The thing that was starting to occur to me about Australia is how - and I don't mean this unkindly - prehistoric it all seems. It's just not advanced in the way we take for granted at home, whether that means the internet, the buildings, the general culture... there's just very little of anything. For instance, if you go into a book or music store, there is a) hardly any local material and b) the stuff from elsewhere is thin on the ground and hugely overpriced. I don't really understand why, but I did a little research and it looks like Surfers has only been an actual town for the past 80-odd years. 80 years. That's NOTHING. That means when my Nana was born, it didn't even exist. It's made me look at England's history and culture in a completely different way. Not that I'm using my Nana as the benchmark for whether a culture is old or new, but you catch my drift. (Side note: She is awesome though. I think she's like 85 but doesn't look it at all. She's super classy, had a cat called Piglet - best cat name ever - and loves horror movies. I love her.)
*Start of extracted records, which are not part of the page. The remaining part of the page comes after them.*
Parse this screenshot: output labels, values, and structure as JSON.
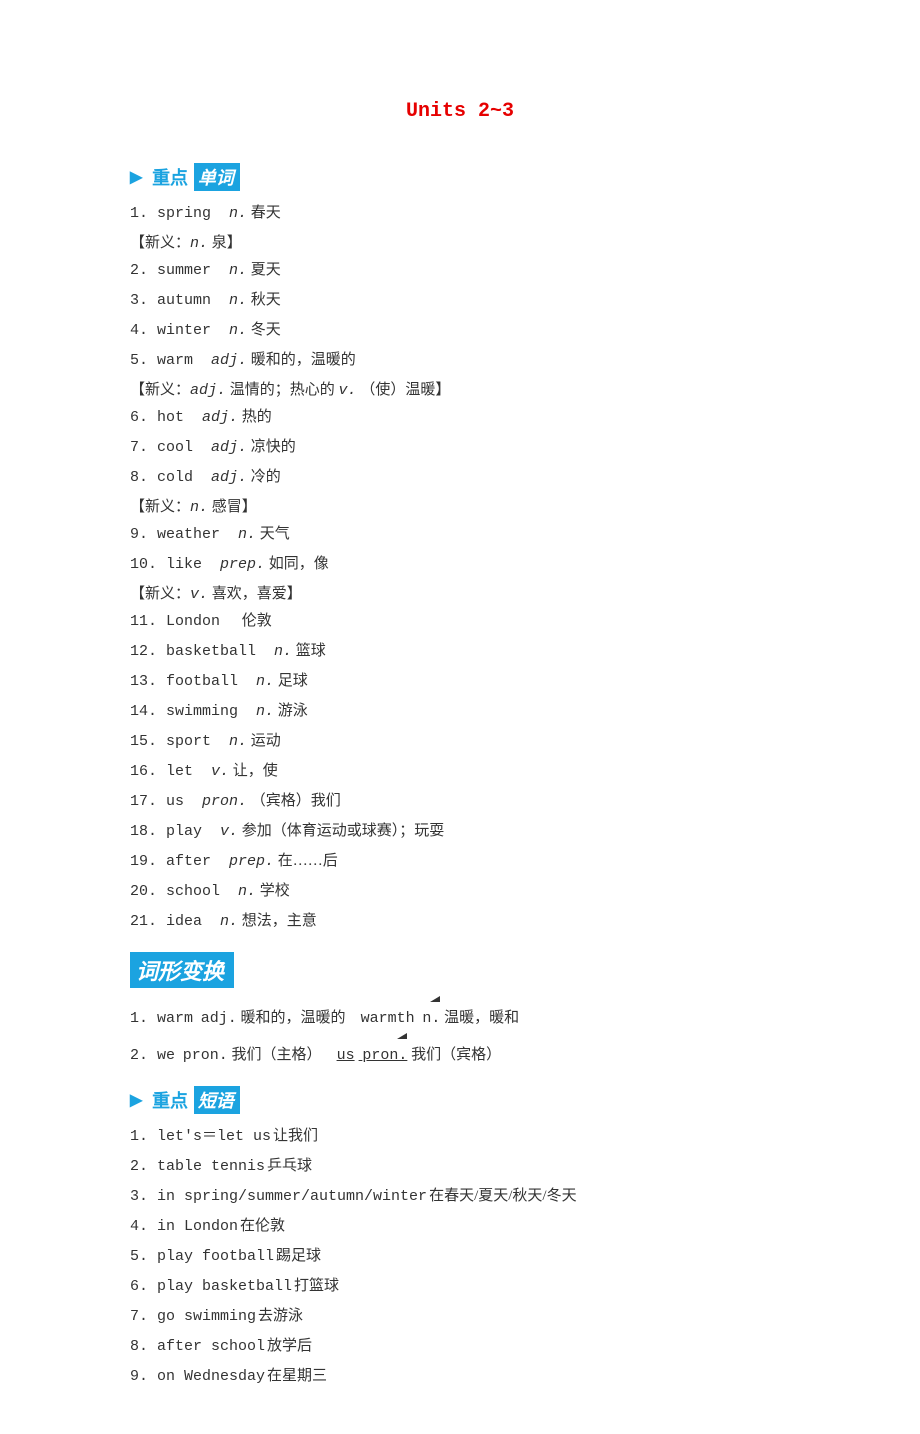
{
  "title": "Units 2~3",
  "headings": {
    "vocab_arrow": "▶",
    "vocab_label": "重点",
    "vocab_box": "单词",
    "forms_box": "词形变换",
    "phrases_arrow": "▶",
    "phrases_label": "重点",
    "phrases_box": "短语"
  },
  "vocab": [
    {
      "num": "1. ",
      "word": "spring",
      "pos": "n.",
      "def": " 春天"
    },
    {
      "note": "【新义：",
      "note_pos": "n.",
      "note_rest": " 泉】"
    },
    {
      "num": "2. ",
      "word": "summer",
      "pos": "n.",
      "def": " 夏天"
    },
    {
      "num": "3. ",
      "word": "autumn",
      "pos": "n.",
      "def": " 秋天"
    },
    {
      "num": "4. ",
      "word": "winter",
      "pos": "n.",
      "def": " 冬天"
    },
    {
      "num": "5. ",
      "word": "warm",
      "pos": "adj.",
      "def": " 暖和的，温暖的"
    },
    {
      "note": "【新义：",
      "note_pos": "adj.",
      "note_rest": " 温情的；热心的 ",
      "note_pos2": "v.",
      "note_rest2": " （使）温暖】"
    },
    {
      "num": "6. ",
      "word": "hot",
      "pos": "adj.",
      "def": " 热的"
    },
    {
      "num": "7. ",
      "word": "cool",
      "pos": "adj.",
      "def": " 凉快的"
    },
    {
      "num": "8. ",
      "word": "cold",
      "pos": "adj.",
      "def": " 冷的"
    },
    {
      "note": "【新义：",
      "note_pos": "n.",
      "note_rest": " 感冒】"
    },
    {
      "num": "9. ",
      "word": "weather",
      "pos": "n.",
      "def": " 天气"
    },
    {
      "num": "10. ",
      "word": "like",
      "pos": "prep.",
      "def": " 如同，像"
    },
    {
      "note": "【新义：",
      "note_pos": "v.",
      "note_rest": " 喜欢，喜爱】"
    },
    {
      "num": "11. ",
      "word": "London",
      "pos": "",
      "def": " 伦敦"
    },
    {
      "num": "12. ",
      "word": "basketball",
      "pos": "n.",
      "def": " 篮球"
    },
    {
      "num": "13. ",
      "word": "football",
      "pos": "n.",
      "def": " 足球"
    },
    {
      "num": "14. ",
      "word": "swimming",
      "pos": "n.",
      "def": " 游泳"
    },
    {
      "num": "15. ",
      "word": "sport",
      "pos": "n.",
      "def": " 运动"
    },
    {
      "num": "16. ",
      "word": "let",
      "pos": "v.",
      "def": " 让，使"
    },
    {
      "num": "17. ",
      "word": "us",
      "pos": "pron.",
      "def": " （宾格）我们"
    },
    {
      "num": "18. ",
      "word": "play",
      "pos": "v.",
      "def": " 参加（体育运动或球赛）；玩耍"
    },
    {
      "num": "19. ",
      "word": "after",
      "pos": "prep.",
      "def": " 在……后"
    },
    {
      "num": "20. ",
      "word": "school",
      "pos": "n.",
      "def": " 学校"
    },
    {
      "num": "21. ",
      "word": "idea",
      "pos": "n.",
      "def": " 想法，主意"
    }
  ],
  "wordforms": [
    {
      "num": "1. ",
      "left_word": "warm",
      "left_pos": "adj.",
      "left_def": " 暖和的，温暖的",
      "right_word": "warmth",
      "right_pos": "n.",
      "right_def": " 温暖，暖和"
    },
    {
      "num": "2. ",
      "left_word": "we",
      "left_pos": "pron.",
      "left_def": " 我们（主格）",
      "right_word": "us",
      "right_pos": "pron.",
      "right_def": " 我们（宾格）"
    }
  ],
  "phrases": [
    {
      "num": "1. ",
      "en": "let's＝let us",
      "zh": "让我们"
    },
    {
      "num": "2. ",
      "en": "table tennis",
      "zh": "乒乓球"
    },
    {
      "num": "3. ",
      "en": "in spring/summer/autumn/winter",
      "zh": "在春天/夏天/秋天/冬天"
    },
    {
      "num": "4. ",
      "en": "in London",
      "zh": "在伦敦"
    },
    {
      "num": "5. ",
      "en": "play football",
      "zh": "踢足球"
    },
    {
      "num": "6. ",
      "en": "play basketball",
      "zh": "打篮球"
    },
    {
      "num": "7. ",
      "en": "go swimming",
      "zh": "去游泳"
    },
    {
      "num": "8. ",
      "en": "after school",
      "zh": "放学后"
    },
    {
      "num": "9. ",
      "en": "on Wednesday",
      "zh": "在星期三"
    }
  ]
}
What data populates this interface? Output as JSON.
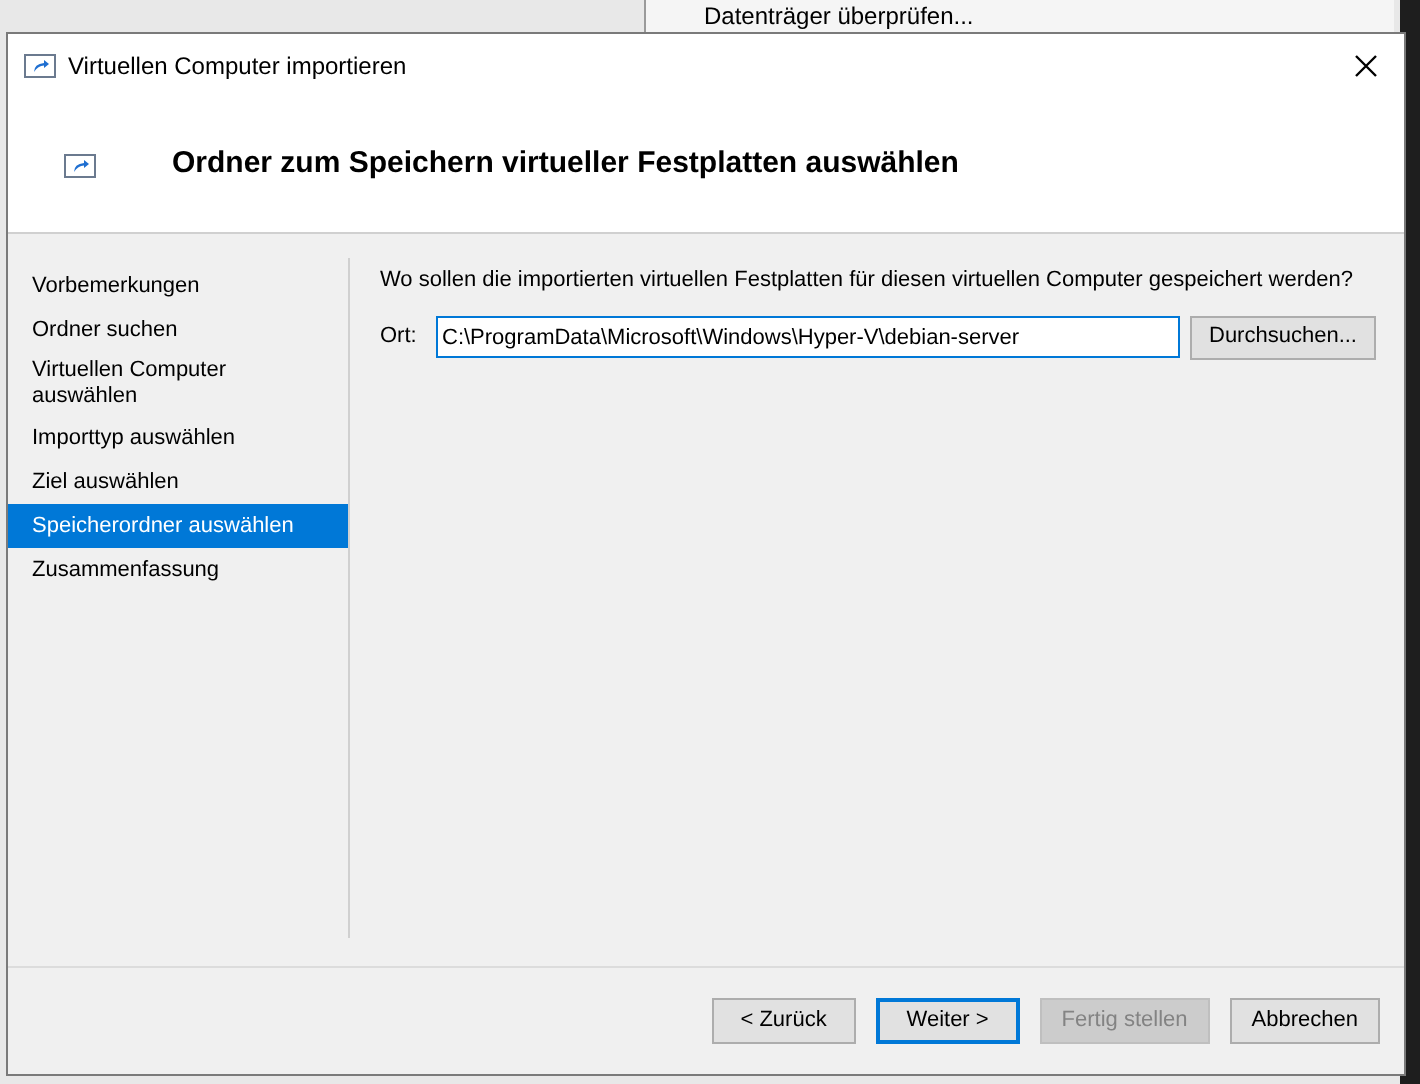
{
  "background": {
    "menu_item": "Datenträger überprüfen..."
  },
  "window": {
    "title": "Virtuellen Computer importieren"
  },
  "header": {
    "title": "Ordner zum Speichern virtueller Festplatten auswählen"
  },
  "steps": [
    {
      "label": "Vorbemerkungen",
      "selected": false
    },
    {
      "label": "Ordner suchen",
      "selected": false
    },
    {
      "label": "Virtuellen Computer auswählen",
      "selected": false
    },
    {
      "label": "Importtyp auswählen",
      "selected": false
    },
    {
      "label": "Ziel auswählen",
      "selected": false
    },
    {
      "label": "Speicherordner auswählen",
      "selected": true
    },
    {
      "label": "Zusammenfassung",
      "selected": false
    }
  ],
  "content": {
    "question": "Wo sollen die importierten virtuellen Festplatten für diesen virtuellen Computer gespeichert werden?",
    "location_label": "Ort:",
    "location_value": "C:\\ProgramData\\Microsoft\\Windows\\Hyper-V\\debian-server",
    "browse_button": "Durchsuchen..."
  },
  "buttons": [
    {
      "label": "< Zurück",
      "default": false,
      "disabled": false
    },
    {
      "label": "Weiter >",
      "default": true,
      "disabled": false
    },
    {
      "label": "Fertig stellen",
      "default": false,
      "disabled": true
    },
    {
      "label": "Abbrechen",
      "default": false,
      "disabled": false
    }
  ]
}
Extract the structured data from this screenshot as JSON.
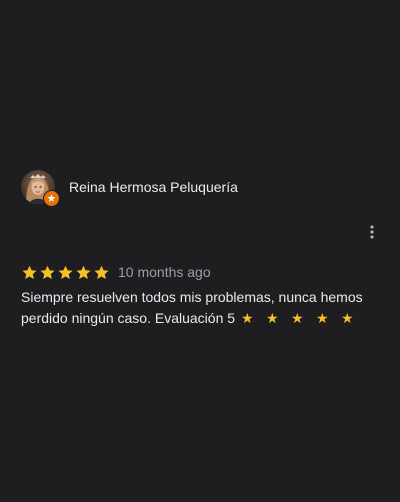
{
  "reviewer": {
    "name": "Reina Hermosa Peluquería",
    "avatar_icon": "profile-photo",
    "badge_icon": "local-guide-badge-icon",
    "badge_color": "#e8710a"
  },
  "menu": {
    "icon": "more-vert-icon"
  },
  "rating": {
    "stars": 5,
    "max": 5,
    "star_color": "#f6c026",
    "time": "10 months ago"
  },
  "review": {
    "text": "Siempre resuelven todos mis problemas, nunca hemos perdido ningún caso. Evaluación 5",
    "inline_stars": "★ ★ ★ ★ ★"
  },
  "colors": {
    "background": "#1e1e20",
    "text": "#e8eaed",
    "secondary_text": "#9aa0a6"
  }
}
So... as you can tell by now, I was a bit disappointed with Surfers Paradise. It was grey, concrete and tacky. It was also raining heavily, so I put on my awesome little flowery rain mac (thanks mum!) and went for a quick walk. This is when disappointment #2 came in... I'd swapped some music with someone in my room and was really looking forward to listening to Adele's first album, given her second was so good. Guess what? It was rubbish.



  1. Yes, there is still an 'A' shaped hole in my life..................TWSS.

    I'm here till Thursday- try the veal.


  2. I am currently mourning the exit of Max Branning!

  3. She’s hot she’s sexy she’s funny and wild
    Then came her husband and now a child
    It’s just another chapter in life, being a mommie and being a wife
    Just keep thinking at the end of the day, you gotta do your own thing your way
    Go Kendra!
    Go Kendra!
    Go Kendra!
    Go Kendra!
    Your’e not alone now!

    F@%king Bore Off................tighgtens noose, kicks stool!

  4. A-shaped hole? SICK.

    Woodie just admit it. You want to be Hank Baskett.

  5. Not really izzy, his name says it all - HANK BASKETT! Plus Kendra tinks she'z gangsta & her pecking laugh would grate very quickly!

  6. Someone is actually call Hank Baskett? Brilliant.